Брилл читал о странствиях кабальеро Эрнандо де Эстрады и его латников-пикинеров, бросивших вызов чужим, неизведанным пустыням Юго-запада. Вначале, как гласила рукопись, их было сорок с небольшим – солдат, слуг и господ. Их вел капитан де Эстрада, при нем был священник, молодой Хуан Завилья, и дон Сантьяго де Вальдес – таинственный дворянин, снятый с корабля, беспомощно дрейфовавшего в Карибском море. По его собственным словам, всех прочих пассажиров и всю команду сгубила чума, и он был вынужден выкинуть трупы за борт. Де Эстрада взял его на борт судна, везшего их экспедицию из Испании в Новый свет, и де Вальдес присоединился к отряду первопроходцев.
Брилл прочел об их странствиях, описанных неуклюжим слогом старого Лопеса так, как рассказывали эту историю его мексиканские предки на протяжении трех сотен лет. Скупые слова едва ли могли передать все ужасы тягот, с которыми пришлось столкнуться путешественникам. Засуха, жажда, наводнения, песчаные бури, копья враждебных краснокожих… Но не об этих опасностях повествовал старый Лопес – неведомый ужас постиг одинокий караван среди бескрайних диких земель. Люди таинственно гибли один за другим, но никто не знал, кто убийца. Страх и черные подозрения, будто червь, разъедали экспедицию изнутри, и командир не знал, что и думать. Ясно было одно: в отряде завелся демон в облике человека.

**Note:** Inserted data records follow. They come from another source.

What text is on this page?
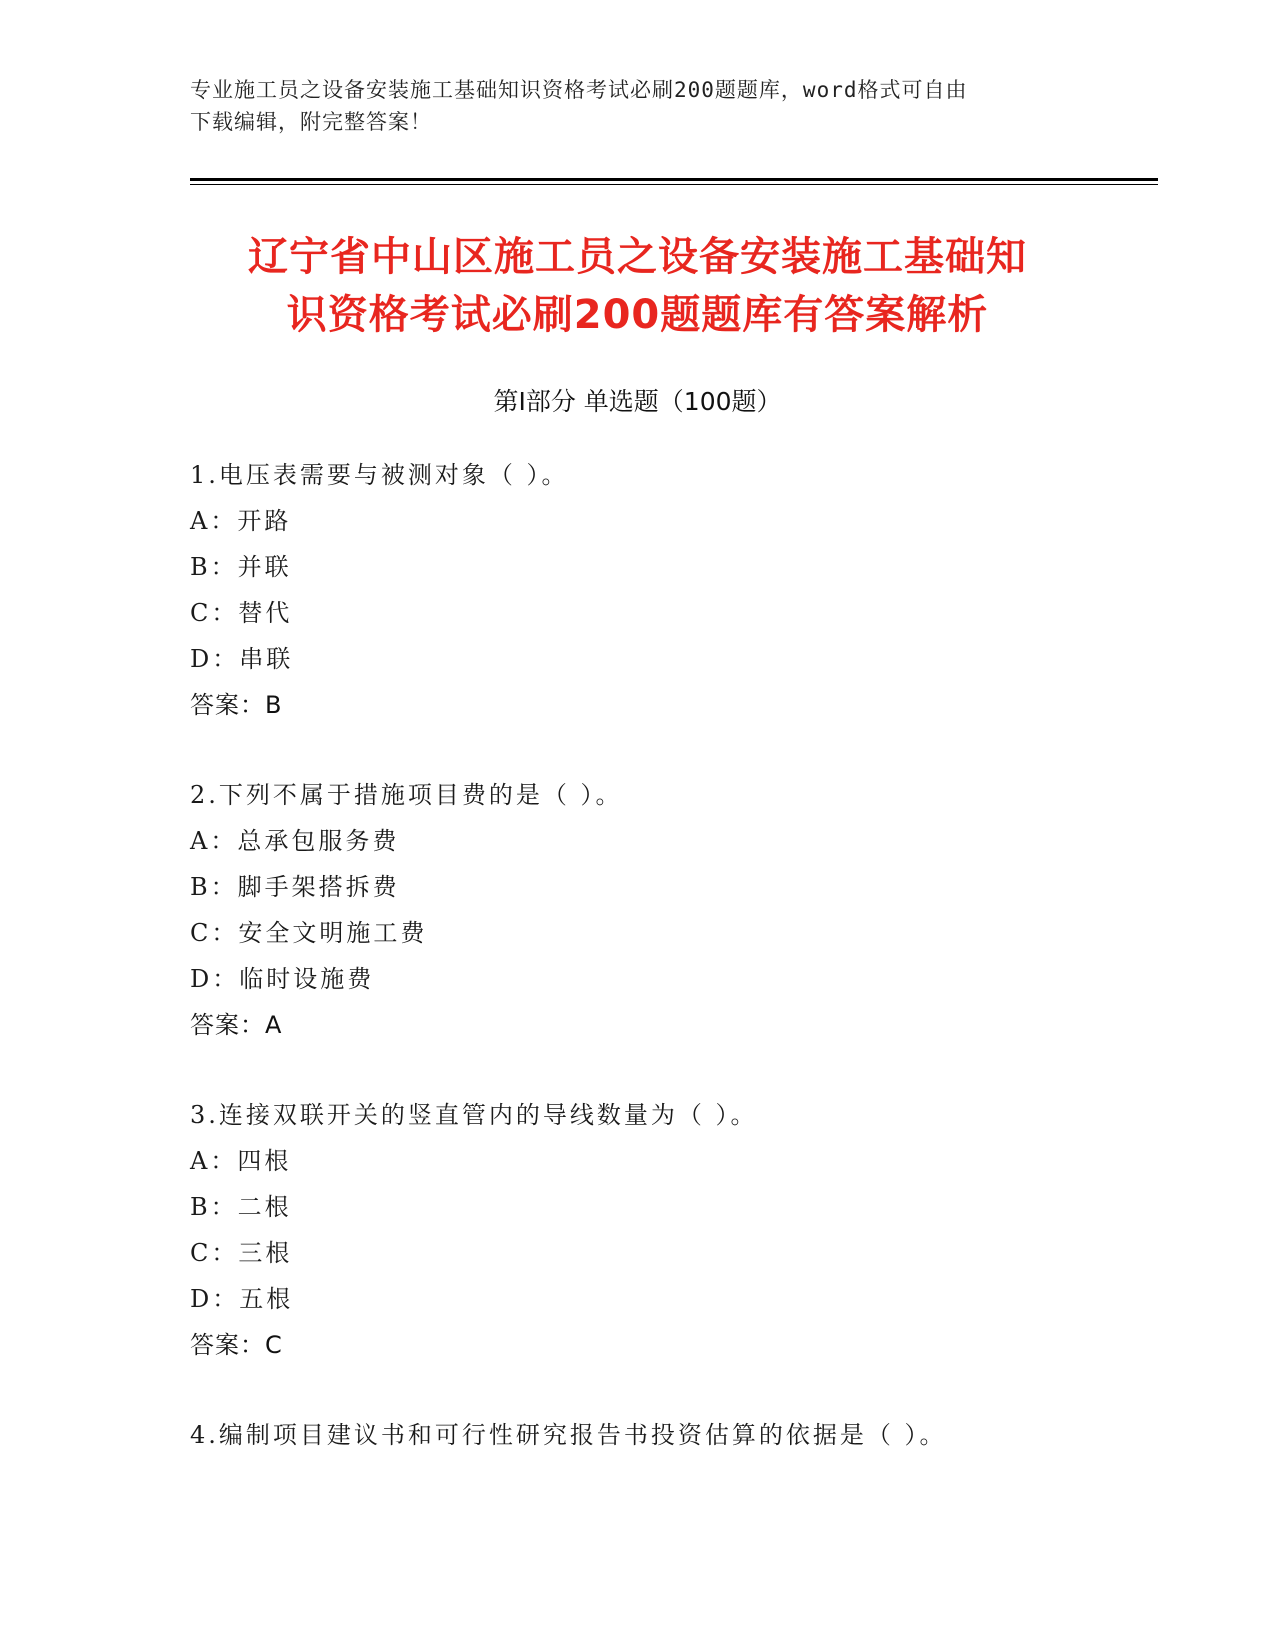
专业施工员之设备安装施工基础知识资格考试必刷200题题库，word格式可自由
下载编辑，附完整答案！
辽宁省中山区施工员之设备安装施工基础知
识资格考试必刷200题题库有答案解析
第Ⅰ部分 单选题（100题）
1.电压表需要与被测对象（ ）。
A：开路
B：并联
C：替代
D：串联
答案：B
2.下列不属于措施项目费的是（ ）。
A：总承包服务费
B：脚手架搭拆费
C：安全文明施工费
D：临时设施费
答案：A
3.连接双联开关的竖直管内的导线数量为（ ）。
A：四根
B：二根
C：三根
D：五根
答案：C
4.编制项目建议书和可行性研究报告书投资估算的依据是（ ）。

Люди начали сторониться друг друга, растягивать строй на марше, и их взаимные подозрения, заставлявшие искать безопасности в одиночестве, только играли на руку демону. Остатки экспедиции с трудом пробивались сквозь дикие земли – заблудшие, сбитые с толку, беспомощные – но незримый ужас неотступно следовал за ними по пятам, охотясь на отставших от колонны, на задремавших часовых, на спящих… И на горле каждой из жертв оставались следы острых клыков – кровь из ее жил была высосана досуха, и все понимали, с каким злом им пришлось столкнуться. Люди брели сквозь глушь, призывая на помощь святых или богохульствуя в ужасе, отчаянно боролись со сном, пока не падали от изнеможения, и тогда сон одолевал их, неся с собой ужас и смерть.